CVE-2026-22482 is a Server-Side Request Forgery (SSRF) vulnerability found in the IMGspider plugin for WordPress. SSRF flaws let an attacker trick a server into making HTTP requests to places it shouldn’t — often internal systems or protected services.
The IMGspider plugin is designed to help WordPress sites fetch or process images — for example, importing images from remote URLs. In versions 2.3.12 and earlier, the plugin doesn’t properly check or restrict the URLs it fetches.
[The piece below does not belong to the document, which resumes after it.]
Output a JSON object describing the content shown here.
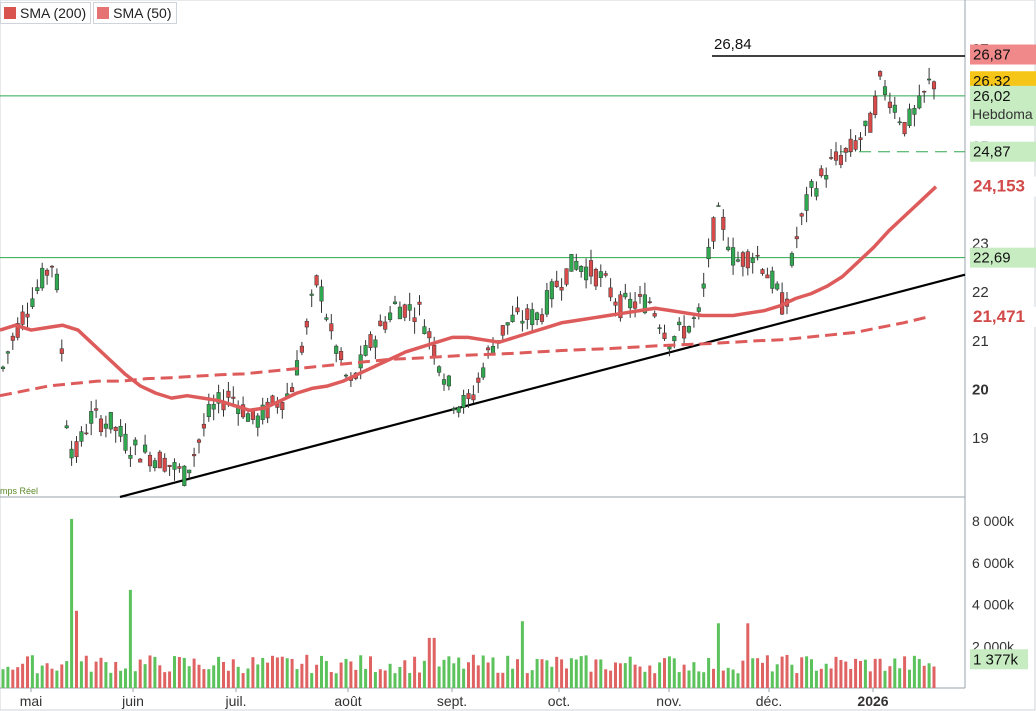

This means that if an attacker can control a URL parameter, the server can be made to request arbitrary network locations.
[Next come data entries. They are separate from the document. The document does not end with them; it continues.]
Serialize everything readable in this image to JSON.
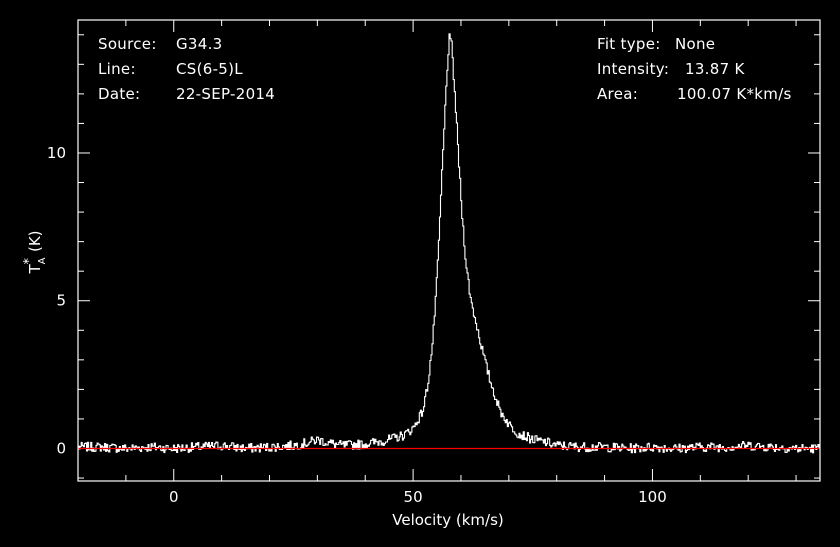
{
  "info_left": {
    "source_label": "Source:",
    "source_value": "G34.3",
    "line_label": "Line:",
    "line_value": "CS(6-5)L",
    "date_label": "Date:",
    "date_value": "22-SEP-2014"
  },
  "info_right": {
    "fit_label": "Fit type:",
    "fit_value": "None",
    "intensity_label": "Intensity:",
    "intensity_value": "13.87 K",
    "area_label": "Area:",
    "area_value": "100.07 K*km/s"
  },
  "colors": {
    "background": "#000000",
    "spectrum": "#ffffff",
    "baseline": "#ff0000",
    "axes": "#ffffff"
  },
  "chart_data": {
    "type": "line",
    "title": "",
    "xlabel": "Velocity (km/s)",
    "ylabel_main": "T",
    "ylabel_sup": "*",
    "ylabel_sub": "A",
    "ylabel_unit": "(K)",
    "xlim": [
      -20,
      135
    ],
    "ylim": [
      -1.1,
      14.5
    ],
    "xticks": [
      0,
      50,
      100
    ],
    "yticks": [
      0,
      5,
      10
    ],
    "grid": false,
    "baseline": 0,
    "series": [
      {
        "x": [
          -20,
          -15,
          -10,
          -5,
          0,
          5,
          10,
          15,
          20,
          25,
          28,
          30,
          32,
          35,
          40,
          45,
          48,
          50,
          52,
          53,
          54,
          55,
          56,
          57,
          57.5,
          58,
          59,
          60,
          61,
          62,
          63,
          64,
          65,
          66,
          67,
          68,
          70,
          72,
          75,
          78,
          80,
          85,
          90,
          95,
          100,
          105,
          110,
          115,
          120,
          125,
          130,
          135
        ],
        "y": [
          0.05,
          0.05,
          0.0,
          0.05,
          0.0,
          0.05,
          0.1,
          0.0,
          0.05,
          0.1,
          0.2,
          0.3,
          0.2,
          0.1,
          0.15,
          0.3,
          0.45,
          0.7,
          1.3,
          2.2,
          3.6,
          6.0,
          9.5,
          12.8,
          13.87,
          13.6,
          11.0,
          8.2,
          6.2,
          5.0,
          4.3,
          3.6,
          2.9,
          2.3,
          1.8,
          1.3,
          0.8,
          0.5,
          0.3,
          0.2,
          0.1,
          0.05,
          0.05,
          0.0,
          0.05,
          0.0,
          0.05,
          0.05,
          0.1,
          0.05,
          0.0,
          0.0
        ]
      }
    ]
  }
}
Once the server makes that request, the attacker may:
- Access internal network services that shouldn’t be exposed to the outside, like admin interfaces or databases.
- Touch cloud metadata endpoints (e.g., AWS EC2 metadata services).
- Probe firewall-protected systems indirectly through the WordPress host.
In short: the server does your browsing for you — but to places you never intended it to go. 😬
Impact & Severity
Patchstack labels this issue as low priority with a CVSS score around 4.9, meaning it might not be widely exploitable in the wild and the risk is considered moderate for typical sites.
However, other vulnerability sources (like Tenable) suggest that in certain contexts (e.g., publicly reachable endpoints), the impact could be more serious — even approaching high or critical severity depending on the environment and configuration.
Key points:
- This is an SSRF vulnerability (CWE-918).
- It affects all versions of IMGspider up to 2.3.12.
- The exploit involves making the application fetch attacker-controlled URLs.
Who Can Exploit It?
According to Patchstack, this SSRF risk requires at least Contributor-level privileges — meaning an authenticated user with some content publishing rights in WordPress could trigger it.
Some coverage suggests the specifics of privilege requirements may vary or are under analysis, but safe practice assumes any internal URL fetch function that doesn’t validate input can lead to SSRF if reachable by an attacker.
How the Vulnerability Works
At a high level:
- The plugin takes a URL parameter (for example, an image to fetch) from a user or request.
- It sends that URL to a server-side HTTP request function (e.g.,
wp_remote_get). - Because the URL isn’t properly restricted, an attacker can insert internal targets (like 127.0.0.1 or cloud metadata endpoints).
- The server then makes the request on the attacker’s behalf.
This kind of issue is most dangerous when the target server has access to sensitive internal services or cloud provider metadata that could reveal credentials.
What You Should Do
Immediate Steps
- Remove or disable the IMGspider plugin if you’re using version 2.3.12 or older.
- Check for updates; install a patched release as soon as it is published.
- If a patch isn’t available yet, consider using alternative image-handling plugins.
Coping Without a Patch
If you must run the plugin temporarily:
- Restrict HTTP request destinations via server egress firewall rules.
- Block internal and metadata IP ranges from outbound access (e.g., 127.0.0.0/8, 169.254.169.254).
- Use a Web Application Firewall (WAF) to block suspicious URL parameters.